Jews in Shargorod
Shargorod is the center of the district of the same name, located 90 km from Vinnytsia. The settlement appeared here at the end of the 15th century. In the 16th century, the Polish king Stephen Báthory ordered to build a castle on the site of the settlement. In 1588, the city received the Magdeburg Law.
A year later, a synagogue was built in the city, which became part of Shargorod's fortifications. Its wall was moved forward beyond the line of defense. In 1595, thanks to the synagogue, the Jewish population managed to survive the attack of the Cossacks. During the Turkish rule in the 1670s and 1690s, the Turks used the synagogue building as a mosque. In the 1930s, the Soviet government transferred the building to one of the local enterprises. In 2012, it was returned to the Jewish community.
By the 17th century, Shargorod's Jewish community was one of the largest in the region. It suffered from the pogroms of the Krivonos Cossacks in 1648 and the Haidamaks in 1734. In 1672-1699, the city was under the control of the Ottoman Empire. Immigrants from Turkish lands replenished the Jewish population.
Since the beginning of the 18th century, Shargorod has been one of the centers of the spread of Hasidism. One of Besht's disciples served as the local rabbi. Sabbatians and Francoists inhabited the city.
In 1793, the settlement came under the control of the Russian Empire. By the end of the 19th century, 3.9 thousand Jews lived here. They owned all the trading establishments, hotels and warehouses of the city.
At the beginning of the 20th century, there were nine synagogues in Shargorod, and Jewish educational institutions were operating. In 1926, 2.6 thousand Jews lived here, who constituted 61% of the population. By the 1930s, Jewish schools and synagogues were closed.
By 1939, 74% of the local population was Jewish. With the outbreak of the war, local Jews failed to evacuate. In the summer of 1941, the city was occupied. About 1.8 thousand Jews remained in it. Shargorod fell into the Romanian zone of occupation, so Jews brought from other Romanian territories ended up in the local ghetto. As a result, about 7 thousand Jews ended up in the city.

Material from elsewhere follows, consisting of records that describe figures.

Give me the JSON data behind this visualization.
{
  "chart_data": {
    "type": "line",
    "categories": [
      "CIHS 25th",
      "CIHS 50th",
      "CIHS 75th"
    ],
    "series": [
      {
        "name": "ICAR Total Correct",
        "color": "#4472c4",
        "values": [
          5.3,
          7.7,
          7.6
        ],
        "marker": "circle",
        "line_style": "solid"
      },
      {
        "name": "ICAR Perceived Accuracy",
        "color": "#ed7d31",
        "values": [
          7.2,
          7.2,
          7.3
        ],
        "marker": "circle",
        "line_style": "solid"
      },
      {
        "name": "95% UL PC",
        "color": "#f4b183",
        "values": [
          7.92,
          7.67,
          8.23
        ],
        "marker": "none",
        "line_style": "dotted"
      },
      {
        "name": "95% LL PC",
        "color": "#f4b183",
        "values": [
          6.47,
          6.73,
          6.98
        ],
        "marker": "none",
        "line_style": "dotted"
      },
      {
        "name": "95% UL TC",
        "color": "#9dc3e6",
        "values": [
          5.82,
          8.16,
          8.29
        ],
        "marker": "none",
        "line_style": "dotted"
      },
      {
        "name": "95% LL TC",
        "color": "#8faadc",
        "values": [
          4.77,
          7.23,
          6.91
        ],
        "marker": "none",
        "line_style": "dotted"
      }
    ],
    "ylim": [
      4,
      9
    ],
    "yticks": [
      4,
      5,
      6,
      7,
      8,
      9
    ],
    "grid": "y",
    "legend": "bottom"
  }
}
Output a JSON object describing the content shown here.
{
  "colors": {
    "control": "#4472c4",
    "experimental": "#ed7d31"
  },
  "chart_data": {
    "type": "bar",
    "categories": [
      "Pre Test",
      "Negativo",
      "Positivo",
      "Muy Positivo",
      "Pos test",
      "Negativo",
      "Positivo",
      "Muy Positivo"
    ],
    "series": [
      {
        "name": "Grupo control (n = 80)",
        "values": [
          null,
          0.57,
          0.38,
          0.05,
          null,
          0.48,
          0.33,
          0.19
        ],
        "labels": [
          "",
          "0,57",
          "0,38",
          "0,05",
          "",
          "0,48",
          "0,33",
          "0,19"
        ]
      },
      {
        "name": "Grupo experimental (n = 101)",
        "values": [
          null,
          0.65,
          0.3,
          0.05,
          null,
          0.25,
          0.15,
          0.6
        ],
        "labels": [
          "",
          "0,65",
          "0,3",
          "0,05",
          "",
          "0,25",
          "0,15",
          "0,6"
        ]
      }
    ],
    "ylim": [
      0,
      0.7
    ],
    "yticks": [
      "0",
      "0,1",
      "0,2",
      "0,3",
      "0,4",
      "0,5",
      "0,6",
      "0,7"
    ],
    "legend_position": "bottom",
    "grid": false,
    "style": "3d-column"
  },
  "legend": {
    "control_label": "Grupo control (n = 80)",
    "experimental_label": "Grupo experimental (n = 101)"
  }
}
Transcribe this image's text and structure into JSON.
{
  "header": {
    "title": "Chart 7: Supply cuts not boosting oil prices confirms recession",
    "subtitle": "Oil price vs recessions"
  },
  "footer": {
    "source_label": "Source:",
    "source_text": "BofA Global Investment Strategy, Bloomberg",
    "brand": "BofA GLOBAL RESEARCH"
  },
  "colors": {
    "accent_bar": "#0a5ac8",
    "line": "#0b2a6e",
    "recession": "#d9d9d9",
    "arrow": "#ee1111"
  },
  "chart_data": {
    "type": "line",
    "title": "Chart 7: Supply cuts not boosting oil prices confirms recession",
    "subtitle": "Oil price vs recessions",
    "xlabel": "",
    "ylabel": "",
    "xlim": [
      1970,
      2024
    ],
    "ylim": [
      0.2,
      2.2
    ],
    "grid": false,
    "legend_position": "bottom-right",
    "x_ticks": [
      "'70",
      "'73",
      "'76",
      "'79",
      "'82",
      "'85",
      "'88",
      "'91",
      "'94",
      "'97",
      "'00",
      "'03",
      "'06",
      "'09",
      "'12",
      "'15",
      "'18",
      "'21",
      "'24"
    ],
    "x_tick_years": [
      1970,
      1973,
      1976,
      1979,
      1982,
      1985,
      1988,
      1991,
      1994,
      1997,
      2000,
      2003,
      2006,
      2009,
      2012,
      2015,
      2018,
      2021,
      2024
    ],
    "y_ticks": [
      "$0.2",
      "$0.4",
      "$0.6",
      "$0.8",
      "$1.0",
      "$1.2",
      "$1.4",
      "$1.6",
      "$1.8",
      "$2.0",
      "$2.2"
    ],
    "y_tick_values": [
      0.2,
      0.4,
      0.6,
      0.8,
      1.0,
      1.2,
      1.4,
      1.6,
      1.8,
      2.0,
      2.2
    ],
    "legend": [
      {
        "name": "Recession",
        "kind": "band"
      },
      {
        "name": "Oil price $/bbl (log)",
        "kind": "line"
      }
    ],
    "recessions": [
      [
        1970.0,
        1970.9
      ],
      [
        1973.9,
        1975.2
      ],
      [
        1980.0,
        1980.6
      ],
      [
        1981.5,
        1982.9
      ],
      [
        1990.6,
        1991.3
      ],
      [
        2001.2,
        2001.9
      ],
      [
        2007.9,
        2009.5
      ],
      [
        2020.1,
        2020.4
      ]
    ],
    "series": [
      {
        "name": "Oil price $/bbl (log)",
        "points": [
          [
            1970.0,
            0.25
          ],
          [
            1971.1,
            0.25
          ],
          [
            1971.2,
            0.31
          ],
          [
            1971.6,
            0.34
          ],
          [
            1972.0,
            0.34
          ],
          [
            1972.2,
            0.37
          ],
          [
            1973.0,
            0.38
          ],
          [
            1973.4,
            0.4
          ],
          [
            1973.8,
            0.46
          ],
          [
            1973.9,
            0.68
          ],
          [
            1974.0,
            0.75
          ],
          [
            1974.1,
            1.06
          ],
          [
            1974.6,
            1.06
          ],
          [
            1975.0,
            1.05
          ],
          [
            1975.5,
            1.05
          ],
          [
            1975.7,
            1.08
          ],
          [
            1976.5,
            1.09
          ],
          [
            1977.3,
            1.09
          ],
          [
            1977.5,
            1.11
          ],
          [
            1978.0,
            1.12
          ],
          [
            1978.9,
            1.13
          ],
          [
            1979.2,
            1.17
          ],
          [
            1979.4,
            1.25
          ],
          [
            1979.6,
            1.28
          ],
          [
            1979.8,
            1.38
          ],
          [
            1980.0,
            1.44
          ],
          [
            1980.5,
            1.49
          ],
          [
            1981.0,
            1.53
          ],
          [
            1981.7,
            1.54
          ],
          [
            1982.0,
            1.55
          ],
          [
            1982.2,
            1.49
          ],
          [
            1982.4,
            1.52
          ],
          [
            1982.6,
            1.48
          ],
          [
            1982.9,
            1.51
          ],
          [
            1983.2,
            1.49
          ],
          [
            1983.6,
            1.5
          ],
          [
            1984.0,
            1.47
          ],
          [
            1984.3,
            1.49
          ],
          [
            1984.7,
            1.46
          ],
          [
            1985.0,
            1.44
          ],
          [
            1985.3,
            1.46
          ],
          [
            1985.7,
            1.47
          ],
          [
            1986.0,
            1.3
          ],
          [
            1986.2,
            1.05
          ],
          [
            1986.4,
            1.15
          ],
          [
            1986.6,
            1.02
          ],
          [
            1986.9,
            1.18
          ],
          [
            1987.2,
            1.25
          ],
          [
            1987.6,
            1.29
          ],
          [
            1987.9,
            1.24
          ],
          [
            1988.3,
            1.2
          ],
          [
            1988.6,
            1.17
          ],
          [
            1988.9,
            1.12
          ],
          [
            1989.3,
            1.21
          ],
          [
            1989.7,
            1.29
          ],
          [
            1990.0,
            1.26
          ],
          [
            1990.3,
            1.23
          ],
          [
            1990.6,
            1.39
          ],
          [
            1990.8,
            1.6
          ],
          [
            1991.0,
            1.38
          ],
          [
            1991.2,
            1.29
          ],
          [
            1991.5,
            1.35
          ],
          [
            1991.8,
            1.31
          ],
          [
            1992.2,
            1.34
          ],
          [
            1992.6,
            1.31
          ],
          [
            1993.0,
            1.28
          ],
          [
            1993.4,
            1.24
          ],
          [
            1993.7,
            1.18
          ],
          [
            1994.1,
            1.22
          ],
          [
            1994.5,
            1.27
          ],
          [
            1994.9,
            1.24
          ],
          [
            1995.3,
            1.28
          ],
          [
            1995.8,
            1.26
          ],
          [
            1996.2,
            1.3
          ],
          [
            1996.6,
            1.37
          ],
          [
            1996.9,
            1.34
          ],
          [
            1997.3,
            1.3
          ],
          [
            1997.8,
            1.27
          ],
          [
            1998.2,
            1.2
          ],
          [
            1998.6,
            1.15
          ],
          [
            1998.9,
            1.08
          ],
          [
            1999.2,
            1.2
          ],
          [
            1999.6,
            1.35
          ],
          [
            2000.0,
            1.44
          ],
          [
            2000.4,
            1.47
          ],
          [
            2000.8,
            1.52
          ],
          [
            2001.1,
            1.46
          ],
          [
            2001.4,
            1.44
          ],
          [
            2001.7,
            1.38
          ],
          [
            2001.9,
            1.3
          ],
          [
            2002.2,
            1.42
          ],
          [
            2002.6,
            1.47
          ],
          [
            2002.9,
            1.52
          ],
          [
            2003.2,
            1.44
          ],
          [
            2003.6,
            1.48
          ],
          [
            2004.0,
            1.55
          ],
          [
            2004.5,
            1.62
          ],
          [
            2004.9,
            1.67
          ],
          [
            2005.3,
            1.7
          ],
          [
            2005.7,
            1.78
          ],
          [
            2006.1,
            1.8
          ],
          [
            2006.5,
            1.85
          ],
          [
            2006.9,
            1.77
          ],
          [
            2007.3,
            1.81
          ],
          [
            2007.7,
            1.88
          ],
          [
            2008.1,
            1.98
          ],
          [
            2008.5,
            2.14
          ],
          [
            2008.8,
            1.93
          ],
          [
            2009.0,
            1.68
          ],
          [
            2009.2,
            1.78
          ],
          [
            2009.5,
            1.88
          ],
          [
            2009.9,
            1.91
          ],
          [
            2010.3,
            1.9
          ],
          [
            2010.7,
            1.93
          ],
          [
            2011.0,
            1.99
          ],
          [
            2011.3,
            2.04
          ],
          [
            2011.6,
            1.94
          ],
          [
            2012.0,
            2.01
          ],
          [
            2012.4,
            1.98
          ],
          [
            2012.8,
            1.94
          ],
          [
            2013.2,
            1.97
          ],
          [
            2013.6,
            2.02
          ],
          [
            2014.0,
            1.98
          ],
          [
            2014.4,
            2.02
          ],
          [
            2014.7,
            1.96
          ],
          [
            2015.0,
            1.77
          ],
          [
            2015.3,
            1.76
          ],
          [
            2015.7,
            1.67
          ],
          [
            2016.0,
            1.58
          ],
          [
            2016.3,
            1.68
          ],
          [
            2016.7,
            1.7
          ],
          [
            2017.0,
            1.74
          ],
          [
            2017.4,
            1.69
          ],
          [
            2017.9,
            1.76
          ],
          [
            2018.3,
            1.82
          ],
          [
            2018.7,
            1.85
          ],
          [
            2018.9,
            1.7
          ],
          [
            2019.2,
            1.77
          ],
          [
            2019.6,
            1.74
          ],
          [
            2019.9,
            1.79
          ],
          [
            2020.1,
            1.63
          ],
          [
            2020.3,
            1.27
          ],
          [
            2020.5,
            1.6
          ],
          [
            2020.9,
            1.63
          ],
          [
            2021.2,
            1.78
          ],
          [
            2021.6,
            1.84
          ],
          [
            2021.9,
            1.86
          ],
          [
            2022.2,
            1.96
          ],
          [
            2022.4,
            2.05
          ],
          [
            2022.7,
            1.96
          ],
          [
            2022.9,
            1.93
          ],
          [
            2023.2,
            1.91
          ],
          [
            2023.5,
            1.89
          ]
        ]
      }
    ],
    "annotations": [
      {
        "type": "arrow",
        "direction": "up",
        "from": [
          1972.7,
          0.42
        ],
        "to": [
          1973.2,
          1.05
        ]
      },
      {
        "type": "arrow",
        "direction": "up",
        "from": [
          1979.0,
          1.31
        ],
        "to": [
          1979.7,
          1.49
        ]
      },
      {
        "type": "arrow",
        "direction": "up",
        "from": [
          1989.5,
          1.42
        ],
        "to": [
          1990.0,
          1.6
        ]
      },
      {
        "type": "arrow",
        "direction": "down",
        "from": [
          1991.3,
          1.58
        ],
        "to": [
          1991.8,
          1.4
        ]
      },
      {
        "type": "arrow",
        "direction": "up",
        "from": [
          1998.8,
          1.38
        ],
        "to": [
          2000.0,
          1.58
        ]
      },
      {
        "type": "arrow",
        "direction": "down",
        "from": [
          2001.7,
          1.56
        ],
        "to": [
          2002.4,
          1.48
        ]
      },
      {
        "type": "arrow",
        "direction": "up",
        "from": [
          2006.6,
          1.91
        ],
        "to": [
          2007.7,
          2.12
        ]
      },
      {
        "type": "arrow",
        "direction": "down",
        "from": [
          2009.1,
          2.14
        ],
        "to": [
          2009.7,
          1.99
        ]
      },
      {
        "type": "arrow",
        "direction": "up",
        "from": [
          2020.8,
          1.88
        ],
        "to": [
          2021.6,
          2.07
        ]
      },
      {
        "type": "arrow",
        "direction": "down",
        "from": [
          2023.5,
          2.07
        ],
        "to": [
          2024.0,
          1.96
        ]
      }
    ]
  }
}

The Shargorod ghetto was a unique phenomenon. Its leaders managed to come to an agreement with the authorities. Jews were used in various jobs and did not carry out extermination aktions. The ghetto had its own pharmacy, hospitals, police and a sanitary-epidemiological station. In the winter of 1941-1942, thanks to the efforts of the ghetto leadership, it was possible to contain the spread of the typhus epidemic. 1.4 thousand people died, but most of the prisoners managed to survive.
In the early 1990s, there were about 700 Jews in the city.